Venus \cite{venus} formulates a NN verification problem as a mixed-integer-linear-program (MILP). The property is falsified if and only if the corresponding program is feasible. The MILP can be transformed to a linear program that can be solved in polynomial-time. Venus2 leverages the efficient, commercial-off-the-shelf (COTS) linear program solver, Gurobi. It verifies NNs that only use piecewise linear activation functions. We used Venus2 (dated March 2024) for our evaluation.

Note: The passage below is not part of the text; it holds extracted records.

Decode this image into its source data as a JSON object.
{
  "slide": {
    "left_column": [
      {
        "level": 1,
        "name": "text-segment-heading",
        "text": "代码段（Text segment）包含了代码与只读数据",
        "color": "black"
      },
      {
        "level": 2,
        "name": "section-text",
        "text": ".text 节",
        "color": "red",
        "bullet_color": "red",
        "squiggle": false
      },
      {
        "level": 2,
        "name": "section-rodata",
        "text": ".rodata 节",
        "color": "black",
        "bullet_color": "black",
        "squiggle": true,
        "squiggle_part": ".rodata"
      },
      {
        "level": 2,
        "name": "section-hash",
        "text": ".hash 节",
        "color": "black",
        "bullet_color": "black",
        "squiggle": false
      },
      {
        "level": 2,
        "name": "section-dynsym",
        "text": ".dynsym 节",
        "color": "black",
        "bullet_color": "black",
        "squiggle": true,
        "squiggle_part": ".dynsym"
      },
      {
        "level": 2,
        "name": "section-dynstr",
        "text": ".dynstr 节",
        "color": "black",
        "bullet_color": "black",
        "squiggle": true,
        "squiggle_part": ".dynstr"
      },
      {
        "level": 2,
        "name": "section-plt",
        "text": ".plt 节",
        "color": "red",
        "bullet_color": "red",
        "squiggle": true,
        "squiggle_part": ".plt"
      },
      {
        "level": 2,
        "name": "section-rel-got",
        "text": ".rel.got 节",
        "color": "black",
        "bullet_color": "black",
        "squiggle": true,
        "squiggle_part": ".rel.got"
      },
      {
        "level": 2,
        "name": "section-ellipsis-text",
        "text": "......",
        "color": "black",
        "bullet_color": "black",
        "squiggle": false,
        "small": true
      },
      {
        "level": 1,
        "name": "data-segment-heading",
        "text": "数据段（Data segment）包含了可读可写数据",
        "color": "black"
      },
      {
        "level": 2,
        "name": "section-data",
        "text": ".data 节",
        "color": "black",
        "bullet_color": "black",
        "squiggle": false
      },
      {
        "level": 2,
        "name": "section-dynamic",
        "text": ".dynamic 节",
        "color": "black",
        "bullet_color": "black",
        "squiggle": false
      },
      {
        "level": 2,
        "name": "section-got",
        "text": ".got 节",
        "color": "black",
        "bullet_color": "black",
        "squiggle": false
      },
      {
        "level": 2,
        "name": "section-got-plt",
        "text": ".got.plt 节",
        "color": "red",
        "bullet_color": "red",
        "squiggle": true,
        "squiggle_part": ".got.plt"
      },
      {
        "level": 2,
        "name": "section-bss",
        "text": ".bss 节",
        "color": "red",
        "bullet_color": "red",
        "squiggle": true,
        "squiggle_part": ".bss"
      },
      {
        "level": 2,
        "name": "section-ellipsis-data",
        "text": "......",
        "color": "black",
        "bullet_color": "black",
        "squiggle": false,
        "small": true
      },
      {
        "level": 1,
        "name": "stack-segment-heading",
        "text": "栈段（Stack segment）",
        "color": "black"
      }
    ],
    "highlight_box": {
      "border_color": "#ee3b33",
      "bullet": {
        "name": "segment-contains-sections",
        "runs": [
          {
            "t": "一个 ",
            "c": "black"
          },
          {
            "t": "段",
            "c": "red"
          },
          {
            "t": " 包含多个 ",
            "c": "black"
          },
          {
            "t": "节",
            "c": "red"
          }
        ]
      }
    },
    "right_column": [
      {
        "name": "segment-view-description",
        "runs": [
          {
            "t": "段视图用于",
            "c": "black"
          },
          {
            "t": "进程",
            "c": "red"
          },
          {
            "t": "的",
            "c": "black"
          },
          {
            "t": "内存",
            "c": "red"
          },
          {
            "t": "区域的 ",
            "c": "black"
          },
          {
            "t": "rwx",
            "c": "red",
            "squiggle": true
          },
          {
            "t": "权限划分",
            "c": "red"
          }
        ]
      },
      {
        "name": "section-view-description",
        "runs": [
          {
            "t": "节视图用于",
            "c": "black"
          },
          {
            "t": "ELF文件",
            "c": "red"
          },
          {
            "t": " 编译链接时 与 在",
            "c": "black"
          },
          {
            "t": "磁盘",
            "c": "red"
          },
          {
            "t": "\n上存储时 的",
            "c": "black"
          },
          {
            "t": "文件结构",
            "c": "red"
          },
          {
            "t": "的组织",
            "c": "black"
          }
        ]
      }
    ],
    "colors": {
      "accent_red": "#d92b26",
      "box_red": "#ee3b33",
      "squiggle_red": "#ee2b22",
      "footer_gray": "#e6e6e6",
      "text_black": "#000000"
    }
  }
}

\noindent{\bf Verification Process}: Our verification process often consisted of three main steps. First, we formulated a number of formal properties, which were derived from performance or safety requirements. Second, we manipulated the NN structure so that we can express the properties in a format that can be verified by the NN verifiers. For example, $\alpha$-$\beta$-CROWN does not support general linear constraints on NN inputs. We added an extra output layer to connect the NN inputs and outputs in parallel, using ONNX \emph{Concat} operator. Third, we tuned the tool executable parameters. Each tool has its own parameters, which could have a major impact on the verification performance for a specific instance. Tuning the parameters is not a straightforward process; it often requires knowledge of the underlying verification algorithm.
\begin{table} [htb]
\centering
\caption{Verification Results} \label{tab:results}
\begin{tabular}{|l | c| c| c|}
\hline
Property & ABCROWN & Marabou2 & Venus2 \\
\hline
ftoMaxfl & UNSAT (7.3) & UNSAT (493) & UNSAT (69.2) \\
\hline
ftoMaxflsat & SAT (3.0) & SAT (20) & \emph{Abort} \\
\hline
ftoMinfl & UNSAT (10.5) & UNSAT (1808) & UNSAT (30.3) \\
\hline
ftoMinflsat & SAT (3.1) & SAT (1448) & \emph{UNSAT (28.5)} \\
\hline
ftoaboveStr & UNSAT (12.8) &\emph{SAT (795)} & UNSAT (39.5)\\
\hline
ftoDown & UNSAT (6.5) & UNSAT (67) & UNSAT (25.6) \\
\hline
ftoStr & UNSAT (6.4) & UNSAT (0) & UNSAT (17.9) \\
\hline
ftoUp & UNSAT (6.8) & UNSAT (357) & UNSAT (52.4) \\
\hline
ftobelowStr & UNSAT (24.2) & \emph{SAT (223)} &\emph{Abort} \\
\hline
rclOut & UNSAT (6.5) & UNSAT (0) & UNSAT (24.6) \\
\hline
rclMaxFuel & SAT (1.8) & SAT (0) & SAT (1.0) \\
\hline
ropOrder & UNSAT (7.0) & \emph{Timeout} & - \\
\hline
ropRange & SAT (2.4) & \emph{Timeout} & - \\
\hline
ropMono & SAT (0.5) & - & - \\
\hline
fqmAcc1 & UNSAT (4) & - & - \\
\hline
fqmAcc2 & UNSAT (12) & - & - \\
\hline
\end{tabular}
\end{table}
\noindent{\bf Verification Results}: The verification results are summarized in Table~\ref{tab:results}. The first three letters of the property name indicate the application (FTO, RCL, ROP, or FQM).
A result of UNSAT means the property is proved. And a result of SAT means a counterexample was found. The runtime is in seconds. The timeout is set to 2000 seconds.
The verification was executed on a Linux server with 128 AMD EPYC 7601 32-Core Processors and 503GB memory. We ran Marabou2 with Split and Conquer (SNC) mode and four parallel threads.
Since Venus2 does not support the \emph{tanh} acitvation function and Marabou2 does not support the ONNX operator \emph{concat}, they could not verify some instances, which are indicated by the dashes in the table.
Overall, $\alpha$-$\beta$-CROWN was the most efficient and produced the correct results on all instances. Marabou2 generated incorrect results for two instances. And Venus2 generated incorrect results for one instance and aborted for two instances. Our preliminary investigation in the incorrect or aborting cases indicates tool implementation issues.
Note that the VNNLIB parsers used by the tools do not support general linear constraints (i.e., $AX\le B$). They support a limited subset of constraints defined by the VNNCOMP benchmarks (e.g., variable compared to constant, comparing two variables). We modified the VNNLIB parser of $\alpha$-$\beta$-CROWN to verify properties that are encoded as general linear constraints.